Si avvicina la partenza del James Webb Space Telescope, erede di Hubble, l’osservatorio spaziale più potente mai costruito realizzato grazie a una collaborazione tra la Nasa, l’Esa e l’Agenzia Spaziale Canadese. Mentre negli Stati Uniti vengono completati gli ultimi test sull’enorme struttura – dalle dimensioni di un campo da tennis – la comunità scientifica ha appena finito di organizzare le osservazioni che saranno effettuate dal telescopio una volta operativo. Il telescopio, che vanta uno specchio segmentato di 6,5 metri di diametro, dedicherà la maggior parte del suo tempo ai programmi di tipo “General Observer”, una serie di progetti proposti dalla comunità astronomica di tutto il mondo per studiare stelle e pianeti lontani, nonché galassie lontanissime, le prime ad essersi formate nella storia dell’universo.
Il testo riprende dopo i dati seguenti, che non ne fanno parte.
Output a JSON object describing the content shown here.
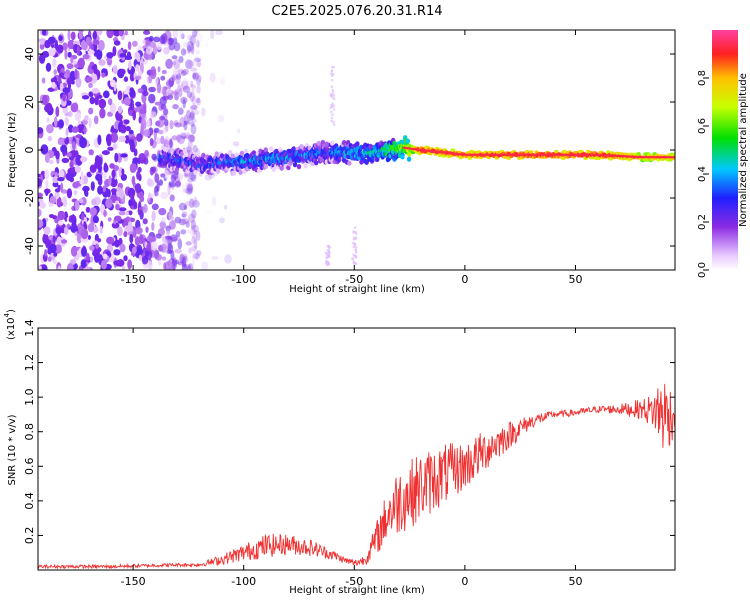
{
  "title": "C2E5.2025.076.20.31.R14",
  "colors": {
    "snr_line": "#f03030",
    "axis": "#000000",
    "background": "#ffffff"
  },
  "chart_data": [
    {
      "type": "heatmap",
      "name": "spectrogram",
      "xlabel": "Height of straight line (km)",
      "ylabel": "Frequency (Hz)",
      "xlim": [
        -193,
        95
      ],
      "ylim": [
        -50,
        50
      ],
      "x_ticks": [
        -150,
        -100,
        -50,
        0,
        50
      ],
      "y_ticks": [
        -40,
        -20,
        0,
        20,
        40
      ],
      "colorbar": {
        "label": "Normalized spectral amplitude",
        "range": [
          0.0,
          1.0
        ],
        "ticks": [
          "0.0",
          "0.2",
          "0.4",
          "0.6",
          "0.8"
        ],
        "tick_values": [
          0.0,
          0.2,
          0.4,
          0.6,
          0.8
        ],
        "colormap": "rainbow (white-violet-blue-cyan-green-yellow-red)"
      },
      "centerline": {
        "x": [
          -138,
          -120,
          -100,
          -80,
          -60,
          -40,
          -28,
          -20,
          0,
          20,
          60,
          80,
          95
        ],
        "frequency": [
          -3,
          -6,
          -5,
          -3,
          -1,
          -1,
          1,
          0,
          -2,
          -2,
          -2,
          -3,
          -3
        ],
        "amplitude": [
          0.3,
          0.3,
          0.35,
          0.35,
          0.35,
          0.45,
          0.6,
          0.95,
          0.9,
          0.95,
          0.95,
          0.85,
          0.85
        ]
      },
      "noise_region_x": [
        -193,
        -120
      ]
    },
    {
      "type": "line",
      "name": "snr",
      "xlabel": "Height of straight line (km)",
      "ylabel": "SNR (10 * v/v)",
      "y_multiplier": "(x10",
      "y_multiplier_exp": "4",
      "y_multiplier_close": ")",
      "xlim": [
        -193,
        95
      ],
      "ylim": [
        0,
        1.4
      ],
      "x_ticks": [
        -150,
        -100,
        -50,
        0,
        50
      ],
      "y_ticks": [
        "0.2",
        "0.4",
        "0.6",
        "0.8",
        "1.0",
        "1.2",
        "1.4"
      ],
      "y_tick_values": [
        0.2,
        0.4,
        0.6,
        0.8,
        1.0,
        1.2,
        1.4
      ],
      "series": [
        {
          "x": [
            -193,
            -160,
            -130,
            -120,
            -110,
            -100,
            -90,
            -80,
            -70,
            -60,
            -55,
            -50,
            -45,
            -40,
            -35,
            -30,
            -20,
            -10,
            0,
            10,
            20,
            30,
            40,
            50,
            60,
            70,
            80,
            85,
            88,
            90,
            92,
            94,
            95
          ],
          "mean": [
            0.02,
            0.02,
            0.03,
            0.03,
            0.06,
            0.1,
            0.14,
            0.15,
            0.13,
            0.09,
            0.06,
            0.04,
            0.06,
            0.18,
            0.32,
            0.4,
            0.48,
            0.55,
            0.6,
            0.7,
            0.78,
            0.86,
            0.9,
            0.91,
            0.93,
            0.93,
            0.93,
            0.92,
            0.92,
            0.9,
            0.9,
            0.9,
            0.9
          ],
          "noise": [
            0.01,
            0.01,
            0.01,
            0.01,
            0.03,
            0.05,
            0.07,
            0.06,
            0.05,
            0.03,
            0.02,
            0.02,
            0.03,
            0.1,
            0.15,
            0.2,
            0.2,
            0.18,
            0.14,
            0.12,
            0.08,
            0.04,
            0.02,
            0.02,
            0.02,
            0.03,
            0.06,
            0.1,
            0.2,
            0.25,
            0.2,
            0.15,
            0.1
          ]
        }
      ]
    }
  ]
}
Nel primo ciclo di operazioni, questi programmi ammonteranno a circa 6000 ore, ovvero 250 giorni.
Il processo di selezione è estremamente competitivo: delle 1172 proposte ricevute alla fine dello scorso anno, solo 266 sono state approvate. Meno di una su quattro. Alla guida di un terzo delle proposte selezionate vi sono ricercatori e ricercatrici di paesi membri dell’Esa e tra esse, nove hanno un principal investigator che lavora in Italia. Sette di loro, in forza all’Istituto Nazionale di Astrofisica, utilizzeranno Jwst per studiare: le nane brune, corpi a metà tra pianeti e stelle; la nascita di stelle in ambienti “estremi”; l’origine dei potenti getti di materia durante la formazione stellare; come si formano le galassie più massicce dell’universo; il ruolo dei buchi neri supermassicci nell’evoluzione galattica; e la prima generazione di stelle del cosmo.
«È un traguardo importante per la comunità astronomica italiana – commenta Adriano Fontana, responsabile della divisione nazionale abilitante dell’astronomia ottica ed infrarossa dell’Inaf – si tratta della prima opportunità per affrontare obiettivi scientifici disparati – dalla nascita dei pianeti intorno ad altre stelle fino alla formazione delle prime stelle e galassie all’alba del cosmo – con i potenti strumenti di Jwst»
Altri due tra i programmi selezionati sono guidati da ricercatori dell’Università di Milano-Bicocca e della Scuola Normale Superiore di Pisa. Inoltre, numerosi ricercatori e ricercatrici dall’Italia, in gran parte impegnati presso l’Inaf, partecipano come co-investigator a oltre 40 dei programmi prescelti, per un totale di circa 1570 ore di osservazione, circa un quarto del tempo totale dedicato ai programmi “General Observer”.
Fontana aggiunge: “Oltre ai sette programmi con principal investigator Inaf, l’istituto vede numerosi co-investigator coinvolti in oltre 40 programmi. Tra essi figurano anche 4 dei 7 programmi ‘large’, che si sono aggiudicati tra 100 e 200 ore di osservazione ciascuno, per studiare galassie vicine, lontane e lontanissime, e comprendere la loro evoluzione attraverso le ere cosmiche.”
«Siamo anche coinvolti in 4 dei 13 programmi di Early Release Science, le primissime osservazioni che saranno condotte durante i primi cinque mesi delle operazioni scientifiche per iniziare a confrontarsi con i dati di Jwst». La selezione, che ha coinvolto circa 200 membri della comunità scientifica internazionale in qualità di revisori, è stata realizzata con successo in modalità anonima, senza che i revisori conoscessero l’identità dei proponenti, per ridurre l’impatto di eventuali bias inconsci e garantire un processo il più inclusivo possibile.
Jwst lascerà la California in estate, in nave, alla volta della Guyana Francese, dove il 31 ottobre sarà lanciato a bordo di un razzo Ariane 5. Una volta nello spazio, le prime sei settimane saranno dedicate alla complessa coreografia di dispiegamento delle varie componenti dell’osservatorio, mentre questo proseguirà il suo viaggio verso l’orbita operativa, un milione e mezzo di chilometri dalla Terra. Seguiranno sei mesi di collaudo ed infine, a 2022 inoltrato, si potrà dare inizio alle osservazioni.